Reactive programming models data sources as observable streams. You define transformations on those streams, and any time the source emits a new value, the transformation pipeline automatically re-runs. Popularised by RxJS in JavaScript.

Observable
A data source that emits values over time — like an async iterator. You subscribe to it and receive values as they arrive: HTTP responses, mouse moves, WebSocket messages.
Stream
A sequence of values emitted over time. A stream of click events, a stream of price updates, a stream of HTTP responses — all can be processed with the same operators.
Subscription
The act of "listening to" an observable. When you subscribe, you provide handlers for: next value, error, and completion. Don't forget to unsubscribe to avoid memory leaks.
Operator
A function that transforms a stream: map, filter, debounceTime, switchMap, mergeMap. Chain operators to build declarative data transformation pipelines.
Backpressure
When a producer emits values faster than the consumer can process them, backpressure mechanisms (buffering, dropping, windowing) prevent overwhelming the consumer.
Subject
Both an observable and an observer — it can receive values (next()) and emit them to all subscribers.

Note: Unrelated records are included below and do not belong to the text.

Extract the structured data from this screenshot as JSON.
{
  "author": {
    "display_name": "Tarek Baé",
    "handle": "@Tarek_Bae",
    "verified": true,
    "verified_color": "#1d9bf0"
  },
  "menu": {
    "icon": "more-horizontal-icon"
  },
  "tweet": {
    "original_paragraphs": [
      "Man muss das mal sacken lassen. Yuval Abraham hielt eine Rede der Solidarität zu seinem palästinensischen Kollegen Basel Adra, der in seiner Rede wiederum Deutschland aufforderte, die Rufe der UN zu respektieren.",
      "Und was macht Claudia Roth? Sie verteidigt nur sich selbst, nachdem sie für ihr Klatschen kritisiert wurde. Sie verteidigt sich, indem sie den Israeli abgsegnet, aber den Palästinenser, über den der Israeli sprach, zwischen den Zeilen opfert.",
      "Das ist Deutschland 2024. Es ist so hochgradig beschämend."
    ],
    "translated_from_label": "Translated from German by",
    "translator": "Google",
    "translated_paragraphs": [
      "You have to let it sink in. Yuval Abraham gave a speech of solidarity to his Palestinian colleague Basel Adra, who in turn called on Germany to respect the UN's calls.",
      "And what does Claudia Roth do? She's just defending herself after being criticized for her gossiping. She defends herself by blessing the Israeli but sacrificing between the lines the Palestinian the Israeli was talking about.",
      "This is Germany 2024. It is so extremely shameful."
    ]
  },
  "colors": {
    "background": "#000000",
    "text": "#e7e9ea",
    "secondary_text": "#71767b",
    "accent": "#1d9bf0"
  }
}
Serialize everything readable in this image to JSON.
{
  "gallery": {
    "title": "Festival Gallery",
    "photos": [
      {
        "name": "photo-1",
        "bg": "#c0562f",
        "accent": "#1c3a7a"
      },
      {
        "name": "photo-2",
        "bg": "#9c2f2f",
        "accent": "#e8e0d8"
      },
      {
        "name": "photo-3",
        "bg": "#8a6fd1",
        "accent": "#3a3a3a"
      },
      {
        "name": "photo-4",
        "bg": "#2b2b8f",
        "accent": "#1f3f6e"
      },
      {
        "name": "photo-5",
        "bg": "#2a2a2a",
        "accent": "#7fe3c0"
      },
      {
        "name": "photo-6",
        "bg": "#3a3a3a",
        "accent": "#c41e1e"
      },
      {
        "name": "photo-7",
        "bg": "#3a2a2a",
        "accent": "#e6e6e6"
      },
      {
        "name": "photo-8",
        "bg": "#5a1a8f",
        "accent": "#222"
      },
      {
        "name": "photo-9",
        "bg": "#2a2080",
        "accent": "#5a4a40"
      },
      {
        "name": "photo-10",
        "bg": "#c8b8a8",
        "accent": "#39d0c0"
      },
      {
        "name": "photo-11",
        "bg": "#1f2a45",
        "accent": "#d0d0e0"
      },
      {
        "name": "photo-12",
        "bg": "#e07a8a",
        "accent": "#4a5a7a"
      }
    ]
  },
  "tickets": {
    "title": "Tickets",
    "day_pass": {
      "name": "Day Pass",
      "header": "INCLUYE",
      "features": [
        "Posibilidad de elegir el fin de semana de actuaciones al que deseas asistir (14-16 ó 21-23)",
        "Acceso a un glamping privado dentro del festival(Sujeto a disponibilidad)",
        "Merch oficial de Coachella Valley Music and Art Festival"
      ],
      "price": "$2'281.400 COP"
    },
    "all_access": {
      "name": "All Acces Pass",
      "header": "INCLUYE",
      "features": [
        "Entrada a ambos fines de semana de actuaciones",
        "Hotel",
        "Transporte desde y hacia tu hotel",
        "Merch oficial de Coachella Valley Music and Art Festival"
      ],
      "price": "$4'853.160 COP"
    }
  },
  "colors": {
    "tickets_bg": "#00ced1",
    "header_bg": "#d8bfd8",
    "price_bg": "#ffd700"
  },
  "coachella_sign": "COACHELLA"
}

Used as a bridge between non-reactive and reactive code.
RxJS (Angular, React, Node.js), Reactor (Java/Spring), Akka Streams (Scala), Combine (Swift), ReactiveX libraries in many languages.
📋 Code example
// RxJS example: autocomplete search with debounce
import { fromEvent, switchMap, debounceTime, distinctUntilChanged, map } from 'rxjs';
import { ajax } from 'rxjs/ajax';

const input = document.getElementById('search') as HTMLInputElement;

fromEvent(input, 'input')           // Stream of keyboard events
  .pipe(
    map((e: Event) => (e.target as HTMLInputElement).value),
    debounceTime(300),              // wait 300ms after user stops typing
    distinctUntilChanged(),         // don't search if value didn't change
    switchMap(query =>              // cancel previous HTTP request, start new one
      ajax.getJSON(`/api/search?q=${query}`)
    )
  )
  .subscribe({
    next: results => renderResults(results),
    error: err => showError(err),
  });

// Without reactive: you'd manually manage timers, XHR cancellation,
// and deduplication — all with state variables and callbacks.
Watch out: Reactive code has a steep learning curve — operators like switchMap, concatMap, and mergeMap are easy to confuse, and debugging a chain of transformations requires experience. Start with simple cases (debounce, merge two streams) before building complex pipelines.